SIRIN LABS, a British-Israeli start-up, has managed to raise a whopping $72 million in funding from private investors so that it can bring the "Rolls-Royce of smartphones" to consumers.

Dubbed the "Solarin," the robust Android-powered handset from the company is an amalgamation of basic smartphone and military features.

Founded in 2013, SIRIN LABS is the brainchild of Kenges Rakishev (a Kazakh entrepreneur), Tal Cohen (ex McKinsey consultant) and Moshe Hogeg (Israeli venture capitalist and brains behind Mobli and Yo).

It currently boasts 100 employees, out of which 75 percent are based in Sirin Labs' R&D base in Tel Aviv, Israel. The remaining employees are located across London, U.S., Switzerland and Sweden. The team hopes to perfectly combine expertise on design and security in order to get a good chunk of the secure phone market. 

On Monday, the start-up revealed that it had successfully raised $72 million in private funds for launching the Solarin smartphone. The pumping of the new capital comes courtesy of Renren, a Chinese social networking platform, which joins the seed investment funders Singulariteam (owned by Hogeg) and Rakishev.

"Tel Aviv is a high-tech epicentre built around internet security, anti-virus software and cyber-defence technologies, and Sweden is a nucleus for some of the best telecomms engineers, designers and computer scientists in the world," Hogeg said.

"(Our) smartphone . . . brings the most advanced technology available - even if it is not commercially available - and combining it with almost military-grade security," said Hogeg, SIRIN LABS' co-founder and president.
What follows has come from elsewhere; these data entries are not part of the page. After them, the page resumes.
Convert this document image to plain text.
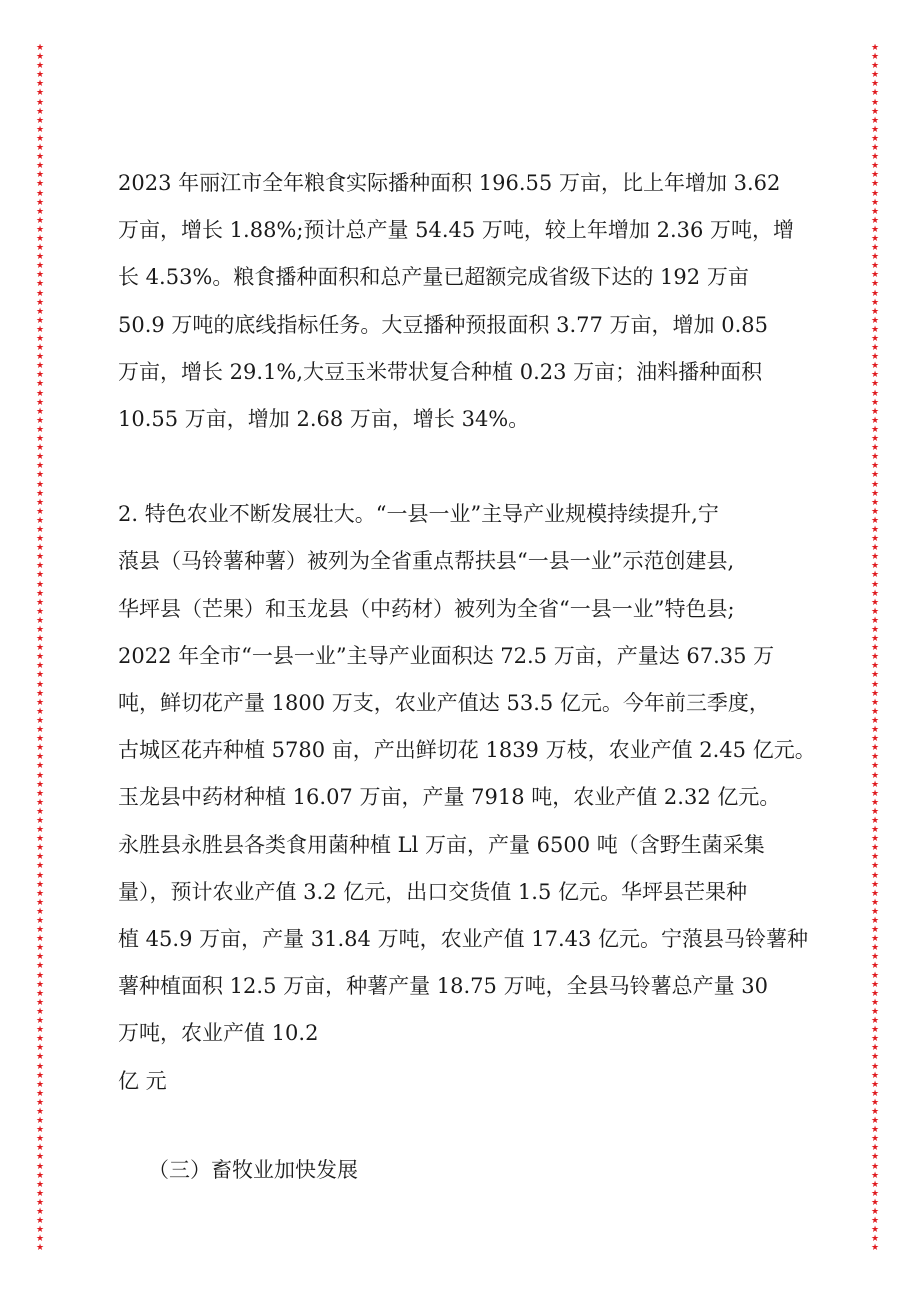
★
★
★
★
★
★
★
★
★
★
★
★
★
★
★
★
★
★
★
★
★
★
★
★
★
★
★
★
★
★
★
★
★
★
★
★
★
★
★
★
★
★
★
★
★
★
★
★
★
★
★
★
★
★
★
★
★
★
★
★
★
★
★
★
★
★
★
★
★
★
★
★
★
★
★
★
★
★
★
★
★
★
★
★
★
★
★
★
★
★
★
★
★
★
★
★
★
★
★
★
★
★
★
★
★
★
★
★
★
★
★
★
★
★
★
★
★
★
★
★
★
★
★
★
★
★
★
★
★
★
★
★
★
★
★
★
★
★
★
★
★
★
★
★
★
★
★
★
★
★
★
★
★
★
★
★
★
★
★
★
★
★
★
★
★
★
★
★
★
★
★
★
★
★
★
★
★
★
★
★
★
★
★
★
★
★
★
★
★
★
★
★
★
★
★
★
★
★
★
★
★
★
★
★
★
★
★
★
★
★
★
★
★
★
★
★
★
★
★
★
★
★
★
★
★
★
★
★
★
★
★
★
★
★
★
★
★
★
★
★
★
★
★
★
★
★
★
★
★
★
★
★
★
★
★
★
★
★
★
★
★
★
★
★
★
★

2023 年丽江市全年粮食实际播种面积 196.55 万亩，比上年增加 3.62
万亩，增长 1.88%;预计总产量 54.45 万吨，较上年增加 2.36 万吨，增
长 4.53%。粮食播种面积和总产量已超额完成省级下达的 192 万亩
50.9 万吨的底线指标任务。大豆播种预报面积 3.77 万亩，增加 0.85
万亩，增长 29.1%,大豆玉米带状复合种植 0.23 万亩；油料播种面积
10.55 万亩，增加 2.68 万亩，增长 34%。

2. 特色农业不断发展壮大。“一县一业”主导产业规模持续提升,宁
蒗县（马铃薯种薯）被列为全省重点帮扶县“一县一业”示范创建县,
华坪县（芒果）和玉龙县（中药材）被列为全省“一县一业”特色县;
2022 年全市“一县一业”主导产业面积达 72.5 万亩，产量达 67.35 万
吨，鲜切花产量 1800 万支，农业产值达 53.5 亿元。今年前三季度，
古城区花卉种植 5780 亩，产出鲜切花 1839 万枝，农业产值 2.45 亿元。
玉龙县中药材种植 16.07 万亩，产量 7918 吨，农业产值 2.32 亿元。
永胜县永胜县各类食用菌种植 Ll 万亩，产量 6500 吨（含野生菌采集
量），预计农业产值 3.2 亿元，出口交货值 1.5 亿元。华坪县芒果种
植 45.9 万亩，产量 31.84 万吨，农业产值 17.43 亿元。宁蒗县马铃薯种
薯种植面积 12.5 万亩，种薯产量 18.75 万吨，全县马铃薯总产量 30
万吨，农业产值 10.2

亿 元

（三）畜牧业加快发展
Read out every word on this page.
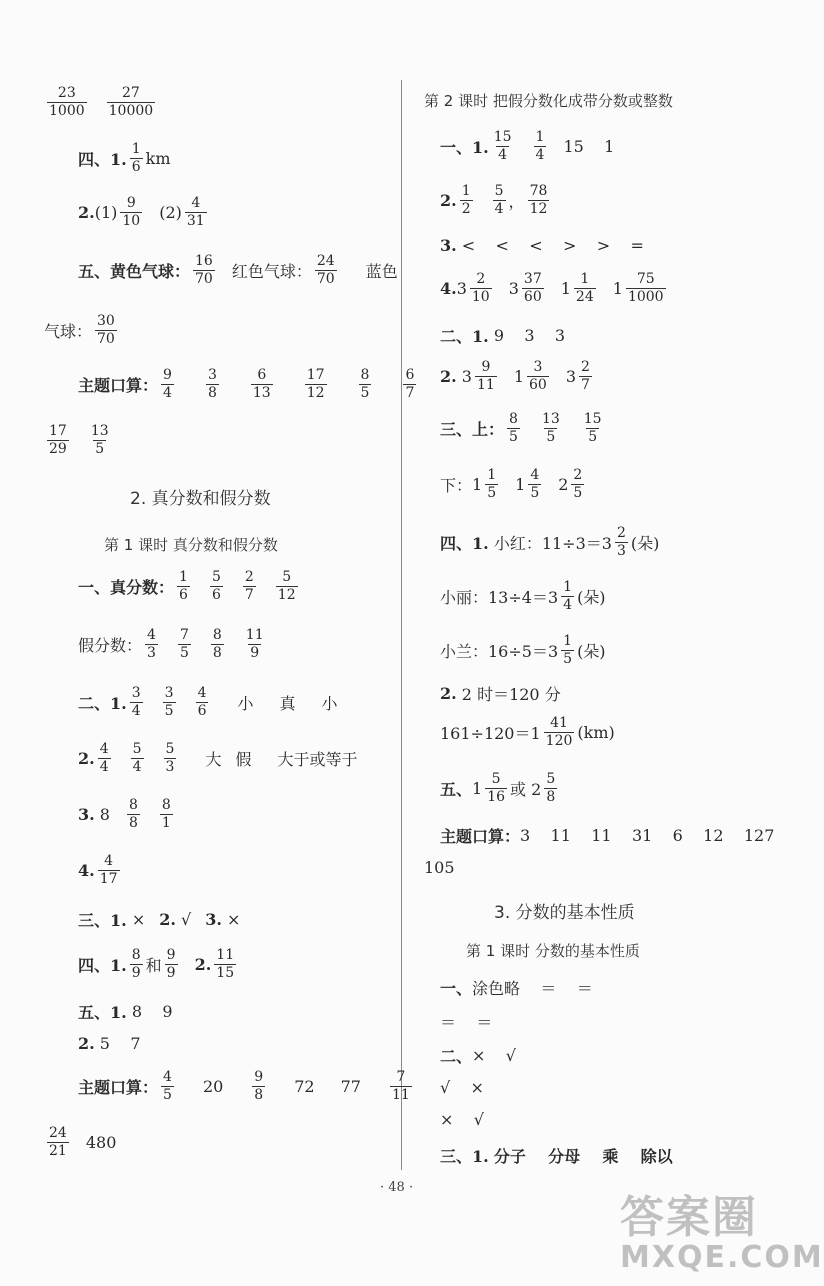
23
1000
27
10000
四、1.
1
6 km
2. (1) 9
10 (2) 4
31
五、黄色气球：
16
70 红色气球：
24
70 蓝色
气球：
30
70
主题口算：
9
4
3
8
6
13
17
12
8
5
6
7
17
29
13
5
2. 真分数和假分数
第 1 课时 真分数和假分数
一、真分数：
1
6
5
6
2
7
5
12
假分数：
4
3
7
5
8
8
11
9
二、1.
3
4
3
5
4
6 小 真 小
2. 4
4
5
4
5
3 大 假 大于或等于
3.
8 8
8
8
1
4. 4
17
三、1.
× 2.
√ 3.
×
四、1.
8
9 和
9
9 2. 11
15
五、1.
8    9
2.
5    7
主题口算：
4
5 20 9
8 72 77	7
11
24
21 480
第 2 课时 把假分数化成带分数或整数
一、1.
15
4
1
4 15    1
2. 1
2
5
4 ，
78
12
3.
<    <    <    >    >    =
4. 3 2
10 3 37
60 1 1
24 1 75
1000
二、1.
9    3    3
2.
3 9
11 1 3
60 3 2
7
三、上：
8
5
13
5
15
5
下： 1 1
5 1 4
5 2 2
5
四、1.
小红：11÷3＝3
2
3 (朵)
小丽：13÷4＝3
1
4 (朵)
小兰：16÷5＝3
1
5 (朵)
2.
2 时＝120 分
161÷120＝1
41
120 (km)
五、 1 5
16 或 2
5
8
主题口算： 3    11    11    31    6    12    127
105
3. 分数的基本性质
第 1 课时 分数的基本性质
一、 涂色略    ＝    ＝
＝    ＝
二、 ×    √
√    ×
×    √
三、1.
分子    分母    乘    除以
· 48 ·
答案圈
MXQE.COM
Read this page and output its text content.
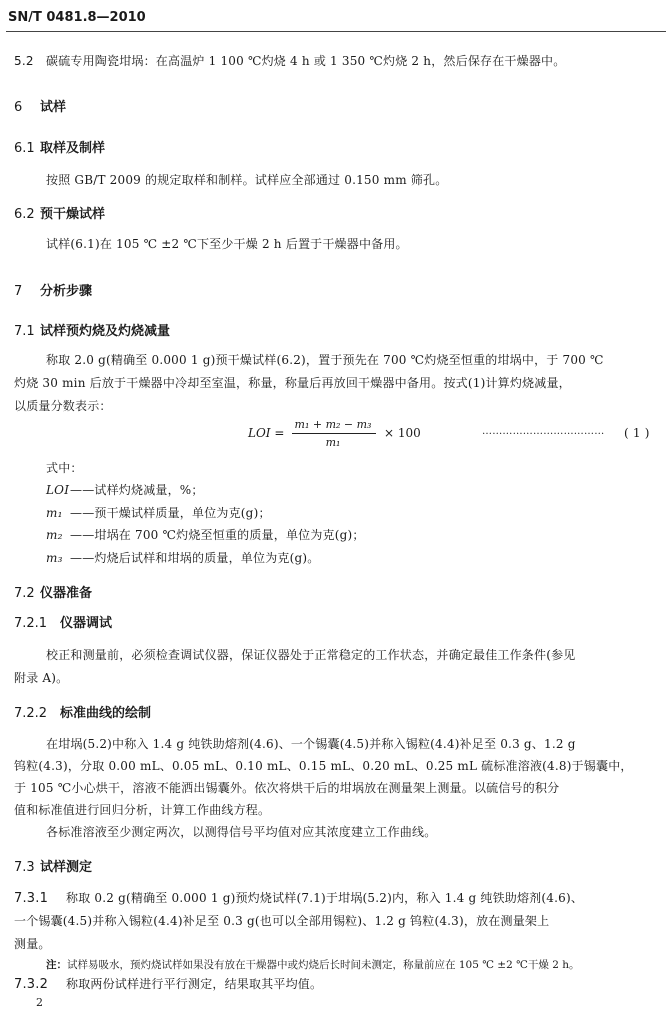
SN/T 0481.8—2010
5.2 碳硫专用陶瓷坩埚：在高温炉 1 100 ℃灼烧 4 h 或 1 350 ℃灼烧 2 h，然后保存在干燥器中。
6 试样
6.1 取样及制样
按照 GB/T 2009 的规定取样和制样。试样应全部通过 0.150 mm 筛孔。
6.2 预干燥试样
试样(6.1)在 105 ℃ ±2 ℃下至少干燥 2 h 后置于干燥器中备用。
7 分析步骤
7.1 试样预灼烧及灼烧减量
称取 2.0 g(精确至 0.000 1 g)预干燥试样(6.2)，置于预先在 700 ℃灼烧至恒重的坩埚中，于 700 ℃
灼烧 30 min 后放于干燥器中冷却至室温，称量，称量后再放回干燥器中备用。按式(1)计算灼烧减量，
以质量分数表示：
LOI =
m₁ + m₂ − m₃
m₁
× 100	……………………………… ( 1 )
式中：
LOI——试样灼烧减量，%；
m₁ ——预干燥试样质量，单位为克(g)；
m₂ ——坩埚在 700 ℃灼烧至恒重的质量，单位为克(g)；
m₃ ——灼烧后试样和坩埚的质量，单位为克(g)。
7.2 仪器准备
7.2.1 仪器调试
校正和测量前，必须检查调试仪器，保证仪器处于正常稳定的工作状态，并确定最佳工作条件(参见
附录 A)。
7.2.2 标准曲线的绘制
在坩埚(5.2)中称入 1.4 g 纯铁助熔剂(4.6)、一个锡囊(4.5)并称入锡粒(4.4)补足至 0.3 g、1.2 g
钨粒(4.3)，分取 0.00 mL、0.05 mL、0.10 mL、0.15 mL、0.20 mL、0.25 mL 硫标准溶液(4.8)于锡囊中，
于 105 ℃小心烘干，溶液不能洒出锡囊外。依次将烘干后的坩埚放在测量架上测量。以硫信号的积分
值和标准值进行回归分析，计算工作曲线方程。
各标准溶液至少测定两次，以测得信号平均值对应其浓度建立工作曲线。
7.3 试样测定
7.3.1 称取 0.2 g(精确至 0.000 1 g)预灼烧试样(7.1)于坩埚(5.2)内，称入 1.4 g 纯铁助熔剂(4.6)、
一个锡囊(4.5)并称入锡粒(4.4)补足至 0.3 g(也可以全部用锡粒)、1.2 g 钨粒(4.3)，放在测量架上
测量。
注：试样易吸水，预灼烧试样如果没有放在干燥器中或灼烧后长时间未测定，称量前应在 105 ℃ ±2 ℃干燥 2 h。
7.3.2 称取两份试样进行平行测定，结果取其平均值。
2
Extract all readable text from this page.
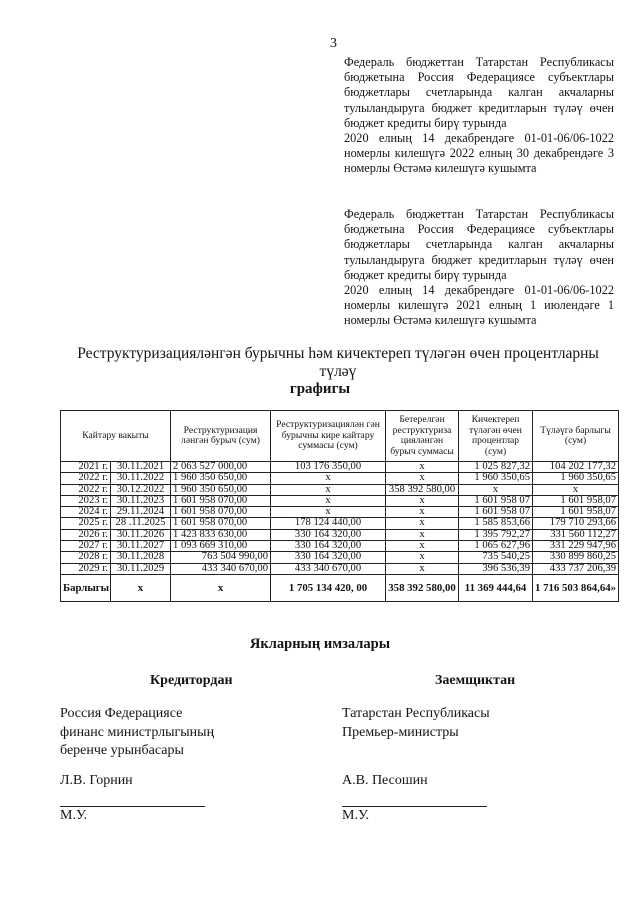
3

Федераль бюджеттан Татарстан Республикасы бюджетына Россия Федерациясе субъектлары бюджетлары счетларында калган акчаларны тулыландыруга бюджет кредитларын түләү өчен бюджет кредиты бирү турында

2020 елның 14 декабрендәге 01-01-06/06-1022 номерлы килешүгә 2022 елның 30 декабрендәге 3 номерлы Өстәмә килешүгә кушымта

Федераль бюджеттан Татарстан Республикасы бюджетына Россия Федерациясе субъектлары бюджетлары счетларында калган акчаларны тулыландыруга бюджет кредитларын түләү өчен бюджет кредиты бирү турында

2020 елның 14 декабрендәге 01-01-06/06-1022 номерлы килешүгә 2021 елның 1 июлендәге 1 номерлы Өстәмә килешүгә кушымта

Реструктуризацияләнгән бурычны һәм кичектереп түләгән өчен процентларны түләү
графигы
Кайтару вакыты		Реструктуризация ләнгән бурыч (сум)	Реструктуризациялән гән бурычны кире кайтару суммасы (сум)	Бетерелгән реструктуриза цияләнгән бурыч суммасы	Кичектереп түләгән өчен процентлар (сум)	Түләүгә барлыгы (сум)
2021 г.	30.11.2021	2 063 527 000,00	103 176 350,00	x	1 025 827,32	104 202 177,32
2022 г.	30.11.2022	1 960 350 650,00	x	x	1 960 350,65	1 960 350,65
2022 г.	30.12.2022	1 960 350 650,00	x	358 392 580,00	x	x
2023 г.	30.11.2023	1 601 958 070,00	x	x	1 601 958 07	1 601 958,07
2024 г.	29.11.2024	1 601 958 070,00	x	x	1 601 958 07	1 601 958,07
2025 г.	28 .11.2025	1 601 958 070,00	178 124 440,00	x	1 585 853,66	179 710 293,66
2026 г.	30.11.2026	1 423 833 630,00	330 164 320,00	x	1 395 792,27	331 560 112,27
2027 г.	30.11.2027	1 093 669 310,00	330 164 320,00	x	1 065 627,96	331 229 947,96
2028 г.	30.11.2028	763 504 990,00	330 164 320,00	x	735 540,25	330 899 860,25
2029 г.	30.11.2029	433 340 670,00	433 340 670,00	x	396 536,39	433 737 206,39
Барлыгы	x	x	1 705 134 420, 00	358 392 580,00	11 369 444,64	1 716 503 864,64»
Якларның имзалары
Кредитордан	Заемщиктан
Россия Федерациясе
финанс министрлыгының
беренче урынбасары
Татарстан Республикасы
Премьер-министры
Л.В. Горнин	А.В. Песошин
М.У.	М.У.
Hogeg also shed some light on the mysterious smartphone's future and disclosed that the Solarin would debut in May. The company will also be launching a retail store next month in London. The Android smartphone will be sold worldwide through SIRIN LABS' online portal. The start-up also has plans of opening more stores spread across North America, Europe and Asia by end 2016.

An exact date for the Solarin's launch is not known; however, it is expected to be end May and not May 17 as previously assumed.

For those wondering how the Solarin would be priced, the handset will cost you a pretty penny as Hogeg has let on that it will retail around the $10,000 to $15,000 mark. The co-founder is optimistic that several executives in Europe and the U.S. will gravitate towards the smartphone and shell out the money because of the privacy settings it will bring.

In Hogeg's opinion, paying a high price for the Solarin to stay secure would be viewed as a better alternative to compromising privacy and data if one's phone is hacked.

While the Solarin will run on the Android OS, it will also be based on unnamed technology which is at least two to three years ahead of its time. Whether the Solarin will be able to carve a niche for itself - despite the steep price point - when it launches next month remains to be seen.